Then there is the matter of Mike’s life away from cycling. He distances himself from work and his old circle of friends, who only seem interested in getting drunk (Note to self: do not send your kid to Southern Illinois University to study literature. The faculty is bent on getting wasted every night.). Although Mike has a wife and two little girls, he has little time for them as he spends over 20 hours a week with his cycling friends.
It’s all very disconcerting – a man realizes he is killing himself and therefore makes radical changes to his life which have the effect of ruining just about everything he cared about – friends, family, and his work. He also almost kills himself in the process. It’s not exactly a template for others to follow. Rather than calling the book “A Field Guide For Doing A 180,” a more appropriate subtitle would be “A Cautionary Tale.”
At the end of the book – a mere 20 pages from the finish – Mike reaches the same conclusion as I came to about 150 pages earlier; his life still lacks balance and he has gone from one extreme to another. He acknowledges he has made many mistakes in his exercise and diet, some of them extremely dangerous. He realizes he needs to be a better husband and father and becomes more comfortable with the notion he doesn’t need to be the very best cyclist to still enjoy cycling. This is encouraging and it keeps the book from being completely irresponsible.

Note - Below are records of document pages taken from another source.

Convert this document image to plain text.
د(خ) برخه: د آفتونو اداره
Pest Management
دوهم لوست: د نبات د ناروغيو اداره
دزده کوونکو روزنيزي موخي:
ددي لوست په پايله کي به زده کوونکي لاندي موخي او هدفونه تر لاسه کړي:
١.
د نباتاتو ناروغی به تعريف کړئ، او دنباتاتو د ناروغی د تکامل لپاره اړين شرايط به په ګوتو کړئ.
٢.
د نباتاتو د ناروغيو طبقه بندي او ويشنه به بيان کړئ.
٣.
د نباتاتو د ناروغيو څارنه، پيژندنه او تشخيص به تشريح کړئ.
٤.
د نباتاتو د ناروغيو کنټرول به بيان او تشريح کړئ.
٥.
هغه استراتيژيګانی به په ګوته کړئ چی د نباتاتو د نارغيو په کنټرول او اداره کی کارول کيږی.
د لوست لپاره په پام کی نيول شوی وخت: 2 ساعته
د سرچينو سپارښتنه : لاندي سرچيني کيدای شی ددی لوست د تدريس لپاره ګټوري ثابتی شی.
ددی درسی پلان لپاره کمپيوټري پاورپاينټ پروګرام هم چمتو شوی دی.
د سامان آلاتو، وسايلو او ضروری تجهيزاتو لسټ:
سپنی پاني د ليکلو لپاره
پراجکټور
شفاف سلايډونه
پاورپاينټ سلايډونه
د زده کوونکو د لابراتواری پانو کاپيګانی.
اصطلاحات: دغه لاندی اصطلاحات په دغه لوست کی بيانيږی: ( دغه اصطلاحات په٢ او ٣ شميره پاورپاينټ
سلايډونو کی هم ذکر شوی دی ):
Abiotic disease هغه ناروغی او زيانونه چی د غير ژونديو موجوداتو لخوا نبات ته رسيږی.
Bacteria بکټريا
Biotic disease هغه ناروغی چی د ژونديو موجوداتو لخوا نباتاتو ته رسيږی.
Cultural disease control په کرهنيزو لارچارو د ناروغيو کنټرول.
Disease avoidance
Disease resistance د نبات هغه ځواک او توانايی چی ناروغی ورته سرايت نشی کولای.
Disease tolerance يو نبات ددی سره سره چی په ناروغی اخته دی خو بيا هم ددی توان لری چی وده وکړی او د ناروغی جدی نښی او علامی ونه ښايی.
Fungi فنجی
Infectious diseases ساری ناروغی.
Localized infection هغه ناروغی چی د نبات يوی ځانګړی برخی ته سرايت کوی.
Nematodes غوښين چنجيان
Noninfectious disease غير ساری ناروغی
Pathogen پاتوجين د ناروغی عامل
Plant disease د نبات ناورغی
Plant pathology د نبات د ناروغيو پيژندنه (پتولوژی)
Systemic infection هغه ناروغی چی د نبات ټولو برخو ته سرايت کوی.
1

As one would expect from a professor of literature, Mike is a good writer and can spin a humorous yarn with the best of them. He has his own blog and writes for Bicycling Magazine. He is brutally honest about his foray into obesity, nicotine addiction, and “olympic calibre” drinking. He also is very frank about his motivation for getting on the bike and staying there. It is interesting to see how he copes with his personal demons, but it will not be a source of inspiration for me nor will it be much use as a guide for others.